I own an '01 Allroad and when I first start the car and have the heated seats on, the steering wheel is defenitely heated. Sometimes it's not as hot and and never stays on more than 5 minutes?? Is it supposed to be controlled through the heated seats and what causes it to turn off?


----------



## CALL AAA (Dec 31, 2004)

My S6 has it. It does come on pretty fast, and it's only one temp (for any seat heat setting) and then it does seem to fade away. Maybe my hands get used to it.


----------



## audi403 (Jan 8, 2005)

*Re: (CALL AAA)*

It was an option in 98 and 99, In 2000 and 2001 there were many failures for the care under warranty. I used to stock three at a time and sold them often. As a result Audi's replacement steering wheel no longer supported the option and it wasn't available on the new cars until they sorted out the problem. All of this is from memory so give me a break if my dates are wrong.
My wife's car has the heated steering wheel and the heated part just crapped out a week ago, it happens. I'll have to make a phone call or two to find out if the replacement ones have it back.

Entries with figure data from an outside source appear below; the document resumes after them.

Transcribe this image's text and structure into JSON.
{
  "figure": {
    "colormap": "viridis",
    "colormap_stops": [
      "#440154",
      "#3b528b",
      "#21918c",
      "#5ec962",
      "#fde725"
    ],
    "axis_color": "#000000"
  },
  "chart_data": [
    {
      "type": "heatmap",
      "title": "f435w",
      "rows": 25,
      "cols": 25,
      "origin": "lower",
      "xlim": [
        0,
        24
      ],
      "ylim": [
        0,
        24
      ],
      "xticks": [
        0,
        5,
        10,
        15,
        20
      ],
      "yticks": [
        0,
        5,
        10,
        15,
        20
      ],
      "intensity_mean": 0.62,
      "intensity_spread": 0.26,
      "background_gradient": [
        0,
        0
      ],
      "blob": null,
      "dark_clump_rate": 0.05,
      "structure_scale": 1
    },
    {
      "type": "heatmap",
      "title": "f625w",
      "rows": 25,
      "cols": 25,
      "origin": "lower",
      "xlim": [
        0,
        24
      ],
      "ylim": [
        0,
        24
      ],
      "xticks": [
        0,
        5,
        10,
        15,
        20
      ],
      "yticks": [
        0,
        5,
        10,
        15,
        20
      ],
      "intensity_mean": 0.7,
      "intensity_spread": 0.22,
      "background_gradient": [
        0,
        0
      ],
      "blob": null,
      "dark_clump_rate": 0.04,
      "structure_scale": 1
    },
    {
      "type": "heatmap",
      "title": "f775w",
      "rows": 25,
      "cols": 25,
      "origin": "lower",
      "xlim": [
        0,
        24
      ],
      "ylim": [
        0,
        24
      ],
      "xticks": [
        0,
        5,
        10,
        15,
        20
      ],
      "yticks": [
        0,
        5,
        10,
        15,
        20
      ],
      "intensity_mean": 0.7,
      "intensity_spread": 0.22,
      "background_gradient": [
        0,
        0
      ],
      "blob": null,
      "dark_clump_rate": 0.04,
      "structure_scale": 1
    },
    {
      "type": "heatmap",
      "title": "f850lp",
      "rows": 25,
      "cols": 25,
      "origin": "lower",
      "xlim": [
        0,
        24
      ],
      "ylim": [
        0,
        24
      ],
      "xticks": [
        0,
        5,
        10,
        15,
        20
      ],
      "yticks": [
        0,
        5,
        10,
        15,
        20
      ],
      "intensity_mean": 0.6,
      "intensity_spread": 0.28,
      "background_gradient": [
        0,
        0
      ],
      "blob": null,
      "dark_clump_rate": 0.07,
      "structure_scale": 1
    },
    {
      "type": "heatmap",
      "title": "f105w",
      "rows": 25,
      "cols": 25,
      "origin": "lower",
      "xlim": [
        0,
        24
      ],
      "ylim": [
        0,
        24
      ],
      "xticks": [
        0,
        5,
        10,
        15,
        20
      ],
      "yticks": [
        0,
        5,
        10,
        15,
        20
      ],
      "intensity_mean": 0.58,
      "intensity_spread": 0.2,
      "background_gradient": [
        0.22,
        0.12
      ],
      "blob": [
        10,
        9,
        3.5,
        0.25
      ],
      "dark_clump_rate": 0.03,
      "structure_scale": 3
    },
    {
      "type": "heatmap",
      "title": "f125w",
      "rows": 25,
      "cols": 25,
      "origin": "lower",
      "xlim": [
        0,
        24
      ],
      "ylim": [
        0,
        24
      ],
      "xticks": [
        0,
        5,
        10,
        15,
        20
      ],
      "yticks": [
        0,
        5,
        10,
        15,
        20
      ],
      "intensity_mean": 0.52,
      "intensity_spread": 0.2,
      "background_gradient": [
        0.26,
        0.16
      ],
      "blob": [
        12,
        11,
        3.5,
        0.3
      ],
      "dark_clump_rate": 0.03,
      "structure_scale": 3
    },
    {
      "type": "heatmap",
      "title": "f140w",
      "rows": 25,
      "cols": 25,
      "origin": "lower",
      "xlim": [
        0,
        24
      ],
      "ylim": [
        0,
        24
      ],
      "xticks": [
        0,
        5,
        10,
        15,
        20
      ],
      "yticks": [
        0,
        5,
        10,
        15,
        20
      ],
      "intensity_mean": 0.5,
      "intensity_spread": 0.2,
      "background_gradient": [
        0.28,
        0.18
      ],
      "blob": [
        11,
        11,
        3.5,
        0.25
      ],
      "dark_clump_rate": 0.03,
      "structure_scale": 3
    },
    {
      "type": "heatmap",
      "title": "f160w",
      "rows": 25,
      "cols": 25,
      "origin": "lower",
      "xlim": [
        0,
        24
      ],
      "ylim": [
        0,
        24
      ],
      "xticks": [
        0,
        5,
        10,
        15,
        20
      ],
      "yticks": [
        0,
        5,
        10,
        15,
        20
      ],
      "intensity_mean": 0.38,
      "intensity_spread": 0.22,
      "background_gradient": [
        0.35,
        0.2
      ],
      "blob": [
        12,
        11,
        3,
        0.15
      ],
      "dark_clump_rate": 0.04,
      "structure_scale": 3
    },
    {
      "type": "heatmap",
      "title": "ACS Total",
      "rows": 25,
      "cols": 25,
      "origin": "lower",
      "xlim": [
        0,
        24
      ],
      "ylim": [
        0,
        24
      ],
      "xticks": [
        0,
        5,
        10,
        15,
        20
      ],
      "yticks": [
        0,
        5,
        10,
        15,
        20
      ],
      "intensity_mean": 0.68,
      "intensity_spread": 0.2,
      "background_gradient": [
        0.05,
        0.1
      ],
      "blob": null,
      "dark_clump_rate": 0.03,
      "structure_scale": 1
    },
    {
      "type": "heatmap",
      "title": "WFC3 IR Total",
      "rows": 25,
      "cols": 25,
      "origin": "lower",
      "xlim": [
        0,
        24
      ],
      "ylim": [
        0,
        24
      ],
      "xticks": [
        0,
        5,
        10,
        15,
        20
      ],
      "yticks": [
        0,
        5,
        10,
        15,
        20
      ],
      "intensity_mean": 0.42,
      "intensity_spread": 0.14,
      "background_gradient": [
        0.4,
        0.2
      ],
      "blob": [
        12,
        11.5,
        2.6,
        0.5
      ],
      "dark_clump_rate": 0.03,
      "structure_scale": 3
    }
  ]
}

Oh, and they are linked to the heated seating switch, all its supposed to do is warm the steering wheel up so its not so cold to the touch. Once it's warn there is no need for it to continue being on so it shuts off.


----------



## firstaudi (Mar 9, 2006)

*Re: heated steering wheel question (ragtop)*

I have the exact same car and colour. My steering wheel heater comes on with the heated seats and warms noticably, but moderately and then shuts off. Just right. I was told by a local tech that the heated wheel was only available for a couple of years, untill 2002 I think. I don't know about the 4.2's etc. Mine is 1999 avant 2.6L.


----------



## ragtop (Feb 20, 2006)

*Re: heated steering wheel question (firstaudi)*

thanx mine seemes to be more noticeable now its colder.


----------



## Project13 (Dec 27, 2006)

Wish I had that in mine....


----------